NovelToon NovelToon
SI JUTEK DAN PAK DOSEN KILLER

SI JUTEK DAN PAK DOSEN KILLER

Status: sedang berlangsung
Genre:Dosen
Popularitas:7.8k
Nilai: 5
Nama Author: Nina Sani

Ana—si “Jutek" cantik yang keras kepala—tidak pernah takut pada siapa pun di kampus. Kecuali satu orang yang benar-benar membuatnya naik darah: **Adi**, dosen muda yang terkenal killer, dingin, dan terlalu sexy untuk diabaikan.

Pertemuan mereka selalu penuh ketegangan—tatapan tajam, debat panas di kelas, dan permainan kecil yang hanya mereka berdua pahami.

Ana yakin ia membenci Adi.
Adi justru menikmati setiap detik perlawanan itu.

Namun di balik kebencian yang keras dan gengsi yang tinggi, ada sesuatu yang perlahan tumbuh—**panas, berbahaya, dan semakin sulit disembunyikan.**

Karena kadang…
orang yang paling ingin kita lawan adalah orang yang paling membuat jantung kita berdebar.

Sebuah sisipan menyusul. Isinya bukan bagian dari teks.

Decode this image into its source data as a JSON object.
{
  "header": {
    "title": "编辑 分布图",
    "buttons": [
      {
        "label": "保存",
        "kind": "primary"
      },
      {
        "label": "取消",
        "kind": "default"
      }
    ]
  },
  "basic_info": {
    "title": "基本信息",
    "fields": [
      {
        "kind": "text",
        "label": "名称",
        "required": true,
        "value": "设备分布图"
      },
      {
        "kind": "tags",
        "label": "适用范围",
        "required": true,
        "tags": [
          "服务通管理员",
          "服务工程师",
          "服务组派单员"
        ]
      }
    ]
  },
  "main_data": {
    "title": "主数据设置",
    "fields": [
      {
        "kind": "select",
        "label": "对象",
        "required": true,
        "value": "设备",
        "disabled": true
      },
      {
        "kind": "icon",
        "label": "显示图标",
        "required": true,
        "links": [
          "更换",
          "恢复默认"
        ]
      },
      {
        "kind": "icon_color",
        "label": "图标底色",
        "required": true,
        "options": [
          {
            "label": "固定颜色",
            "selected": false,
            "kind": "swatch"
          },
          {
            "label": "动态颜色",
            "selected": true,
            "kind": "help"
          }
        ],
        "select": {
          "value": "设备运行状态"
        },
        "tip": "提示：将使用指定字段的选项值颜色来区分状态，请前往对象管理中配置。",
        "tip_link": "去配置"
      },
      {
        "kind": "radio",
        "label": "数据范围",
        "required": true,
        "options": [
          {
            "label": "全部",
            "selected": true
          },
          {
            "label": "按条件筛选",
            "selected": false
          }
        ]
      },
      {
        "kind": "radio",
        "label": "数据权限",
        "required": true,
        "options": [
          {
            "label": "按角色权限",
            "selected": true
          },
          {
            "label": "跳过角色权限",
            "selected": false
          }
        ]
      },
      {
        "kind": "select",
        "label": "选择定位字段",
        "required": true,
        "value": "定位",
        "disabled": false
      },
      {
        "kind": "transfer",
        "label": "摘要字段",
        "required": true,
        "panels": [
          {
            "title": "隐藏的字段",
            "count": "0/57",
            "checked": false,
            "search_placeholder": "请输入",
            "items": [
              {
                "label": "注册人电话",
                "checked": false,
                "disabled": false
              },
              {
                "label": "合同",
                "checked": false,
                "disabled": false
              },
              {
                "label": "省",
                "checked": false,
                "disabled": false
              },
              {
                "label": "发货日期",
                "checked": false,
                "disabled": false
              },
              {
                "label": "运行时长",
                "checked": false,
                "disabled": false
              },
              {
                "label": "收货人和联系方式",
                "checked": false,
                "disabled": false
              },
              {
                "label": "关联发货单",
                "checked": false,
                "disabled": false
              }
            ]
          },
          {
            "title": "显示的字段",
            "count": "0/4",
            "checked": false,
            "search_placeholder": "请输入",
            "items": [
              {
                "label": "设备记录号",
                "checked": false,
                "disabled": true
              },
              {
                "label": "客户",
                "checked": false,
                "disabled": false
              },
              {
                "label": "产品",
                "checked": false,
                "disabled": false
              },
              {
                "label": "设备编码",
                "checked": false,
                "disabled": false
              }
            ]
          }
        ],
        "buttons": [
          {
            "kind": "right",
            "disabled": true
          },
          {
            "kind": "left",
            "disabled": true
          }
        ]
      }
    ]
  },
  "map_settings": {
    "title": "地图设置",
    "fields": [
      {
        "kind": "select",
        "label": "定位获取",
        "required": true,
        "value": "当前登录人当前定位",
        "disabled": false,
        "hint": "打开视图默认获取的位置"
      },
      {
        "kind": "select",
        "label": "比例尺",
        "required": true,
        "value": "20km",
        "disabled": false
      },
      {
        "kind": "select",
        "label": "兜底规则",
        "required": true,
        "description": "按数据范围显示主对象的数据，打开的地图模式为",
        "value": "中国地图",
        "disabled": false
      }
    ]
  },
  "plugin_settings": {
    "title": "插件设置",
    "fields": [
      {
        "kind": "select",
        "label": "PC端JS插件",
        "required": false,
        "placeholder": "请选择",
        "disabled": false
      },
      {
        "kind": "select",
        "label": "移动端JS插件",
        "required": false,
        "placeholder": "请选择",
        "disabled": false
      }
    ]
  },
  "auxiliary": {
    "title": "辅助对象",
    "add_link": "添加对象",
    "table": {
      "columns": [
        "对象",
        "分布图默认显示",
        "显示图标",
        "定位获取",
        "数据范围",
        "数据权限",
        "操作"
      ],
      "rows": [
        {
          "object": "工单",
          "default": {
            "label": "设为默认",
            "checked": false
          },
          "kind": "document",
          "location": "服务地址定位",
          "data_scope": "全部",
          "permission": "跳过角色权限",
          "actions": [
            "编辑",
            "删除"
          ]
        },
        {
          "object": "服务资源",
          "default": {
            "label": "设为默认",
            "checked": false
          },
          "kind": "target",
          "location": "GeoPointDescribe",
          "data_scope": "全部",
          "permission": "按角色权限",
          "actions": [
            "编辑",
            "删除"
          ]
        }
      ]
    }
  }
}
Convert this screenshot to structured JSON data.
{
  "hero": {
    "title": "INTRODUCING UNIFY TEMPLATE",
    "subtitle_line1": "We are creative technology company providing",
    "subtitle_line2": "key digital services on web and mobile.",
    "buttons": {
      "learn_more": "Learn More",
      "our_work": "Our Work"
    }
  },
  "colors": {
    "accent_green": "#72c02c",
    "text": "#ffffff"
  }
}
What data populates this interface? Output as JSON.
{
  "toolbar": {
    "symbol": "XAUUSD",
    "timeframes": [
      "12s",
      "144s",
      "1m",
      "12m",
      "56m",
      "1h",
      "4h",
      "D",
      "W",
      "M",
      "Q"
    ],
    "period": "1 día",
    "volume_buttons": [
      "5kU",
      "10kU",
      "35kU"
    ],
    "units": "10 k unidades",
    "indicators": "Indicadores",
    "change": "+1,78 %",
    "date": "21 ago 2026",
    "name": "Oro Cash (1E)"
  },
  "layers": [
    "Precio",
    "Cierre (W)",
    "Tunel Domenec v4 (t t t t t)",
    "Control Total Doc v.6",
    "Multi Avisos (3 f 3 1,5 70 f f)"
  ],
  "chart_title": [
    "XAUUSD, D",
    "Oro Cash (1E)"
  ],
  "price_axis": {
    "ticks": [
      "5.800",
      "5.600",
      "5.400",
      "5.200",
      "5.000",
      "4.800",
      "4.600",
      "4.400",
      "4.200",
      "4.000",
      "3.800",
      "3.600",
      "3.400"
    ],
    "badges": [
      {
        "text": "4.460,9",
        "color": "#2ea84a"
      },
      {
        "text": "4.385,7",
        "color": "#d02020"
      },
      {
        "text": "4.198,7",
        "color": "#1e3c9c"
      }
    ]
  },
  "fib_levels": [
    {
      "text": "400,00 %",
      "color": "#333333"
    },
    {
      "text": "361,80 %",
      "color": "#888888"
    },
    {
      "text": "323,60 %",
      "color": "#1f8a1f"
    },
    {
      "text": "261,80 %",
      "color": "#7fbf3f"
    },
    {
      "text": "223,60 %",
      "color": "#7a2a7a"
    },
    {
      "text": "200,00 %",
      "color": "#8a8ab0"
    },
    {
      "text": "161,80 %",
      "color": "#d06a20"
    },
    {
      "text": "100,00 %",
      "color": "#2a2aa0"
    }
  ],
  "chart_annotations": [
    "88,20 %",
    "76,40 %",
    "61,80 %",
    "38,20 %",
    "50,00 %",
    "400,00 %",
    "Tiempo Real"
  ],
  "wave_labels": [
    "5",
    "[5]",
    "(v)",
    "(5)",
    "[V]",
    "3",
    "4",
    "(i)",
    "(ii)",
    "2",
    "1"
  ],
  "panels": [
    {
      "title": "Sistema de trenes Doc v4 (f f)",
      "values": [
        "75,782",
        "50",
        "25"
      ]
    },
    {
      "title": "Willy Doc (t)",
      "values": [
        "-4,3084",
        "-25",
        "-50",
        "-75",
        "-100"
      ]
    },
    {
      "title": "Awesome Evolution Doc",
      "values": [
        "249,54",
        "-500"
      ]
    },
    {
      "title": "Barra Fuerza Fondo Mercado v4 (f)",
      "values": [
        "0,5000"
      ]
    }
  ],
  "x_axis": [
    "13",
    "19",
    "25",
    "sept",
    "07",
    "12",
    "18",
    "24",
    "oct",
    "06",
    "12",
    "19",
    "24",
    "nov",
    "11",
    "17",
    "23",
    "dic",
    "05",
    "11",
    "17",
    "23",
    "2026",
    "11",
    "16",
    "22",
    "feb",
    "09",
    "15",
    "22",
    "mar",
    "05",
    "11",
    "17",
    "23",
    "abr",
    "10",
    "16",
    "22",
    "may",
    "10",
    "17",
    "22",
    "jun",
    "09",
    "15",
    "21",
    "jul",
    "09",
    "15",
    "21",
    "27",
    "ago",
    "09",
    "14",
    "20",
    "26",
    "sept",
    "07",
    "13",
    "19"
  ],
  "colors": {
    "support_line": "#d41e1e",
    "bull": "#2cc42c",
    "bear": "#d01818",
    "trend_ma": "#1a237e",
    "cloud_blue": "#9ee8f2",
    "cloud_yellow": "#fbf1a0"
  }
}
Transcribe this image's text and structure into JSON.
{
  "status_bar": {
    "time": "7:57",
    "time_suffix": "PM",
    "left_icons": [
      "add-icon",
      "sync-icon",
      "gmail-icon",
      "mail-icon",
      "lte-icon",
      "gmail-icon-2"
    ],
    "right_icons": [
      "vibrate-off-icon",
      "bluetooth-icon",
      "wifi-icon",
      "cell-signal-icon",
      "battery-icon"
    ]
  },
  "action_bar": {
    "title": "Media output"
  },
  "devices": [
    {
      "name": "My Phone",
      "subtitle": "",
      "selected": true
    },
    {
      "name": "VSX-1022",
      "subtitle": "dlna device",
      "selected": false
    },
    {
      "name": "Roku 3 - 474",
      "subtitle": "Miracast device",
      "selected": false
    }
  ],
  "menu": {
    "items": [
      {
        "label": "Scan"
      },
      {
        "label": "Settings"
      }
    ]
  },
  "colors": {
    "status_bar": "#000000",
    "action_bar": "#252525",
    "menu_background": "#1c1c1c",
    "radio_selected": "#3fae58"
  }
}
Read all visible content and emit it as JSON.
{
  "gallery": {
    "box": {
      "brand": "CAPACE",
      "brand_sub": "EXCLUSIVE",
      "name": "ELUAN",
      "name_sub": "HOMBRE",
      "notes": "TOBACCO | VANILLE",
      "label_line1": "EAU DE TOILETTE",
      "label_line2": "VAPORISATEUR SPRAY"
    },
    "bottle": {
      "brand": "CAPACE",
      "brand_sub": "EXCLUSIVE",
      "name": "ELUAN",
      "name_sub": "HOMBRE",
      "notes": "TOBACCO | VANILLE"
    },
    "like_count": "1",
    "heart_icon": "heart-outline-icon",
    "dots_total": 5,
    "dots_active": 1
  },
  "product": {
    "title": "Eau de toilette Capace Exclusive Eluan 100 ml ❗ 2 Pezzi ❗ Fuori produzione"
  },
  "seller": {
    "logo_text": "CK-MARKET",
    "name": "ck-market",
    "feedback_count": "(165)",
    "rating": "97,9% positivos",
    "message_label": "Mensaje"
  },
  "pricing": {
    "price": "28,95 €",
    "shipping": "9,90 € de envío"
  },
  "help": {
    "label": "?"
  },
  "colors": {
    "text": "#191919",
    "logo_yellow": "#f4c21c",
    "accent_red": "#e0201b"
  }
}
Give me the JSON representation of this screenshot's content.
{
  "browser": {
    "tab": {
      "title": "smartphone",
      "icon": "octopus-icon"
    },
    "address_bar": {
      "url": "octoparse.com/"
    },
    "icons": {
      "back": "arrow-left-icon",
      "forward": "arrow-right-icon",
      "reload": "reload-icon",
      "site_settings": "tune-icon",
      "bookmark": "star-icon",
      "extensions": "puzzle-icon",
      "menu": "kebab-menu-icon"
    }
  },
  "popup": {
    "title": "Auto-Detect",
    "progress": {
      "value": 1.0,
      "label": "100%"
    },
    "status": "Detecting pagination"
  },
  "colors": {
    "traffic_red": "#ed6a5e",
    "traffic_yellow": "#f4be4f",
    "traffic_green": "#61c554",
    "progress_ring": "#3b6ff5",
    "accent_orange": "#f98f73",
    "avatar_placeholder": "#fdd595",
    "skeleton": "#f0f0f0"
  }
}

Karya ini diterbitkan atas izin NovelToon Nina Sani, isi konten hanyalah pandangan pribadi pembuatnya, tidak mewakili NovelToon sendiri

BAYANGAN LAMA

Beberapa hari setelah ciuman kedua yang mendebarkan di perpustakaan pribadi Adi, dunia seolah kembali berputar pada porosnya. Dari luar, semuanya tampak berjalan seperti biasa. Ana tetap datang ke kampus dengan langkah tegap, duduk di barisan tengah yang sama, beradu argumen dengan teman-teman yang sama, dan menjalani rutinitas akademik yang seolah tak pernah berakhir.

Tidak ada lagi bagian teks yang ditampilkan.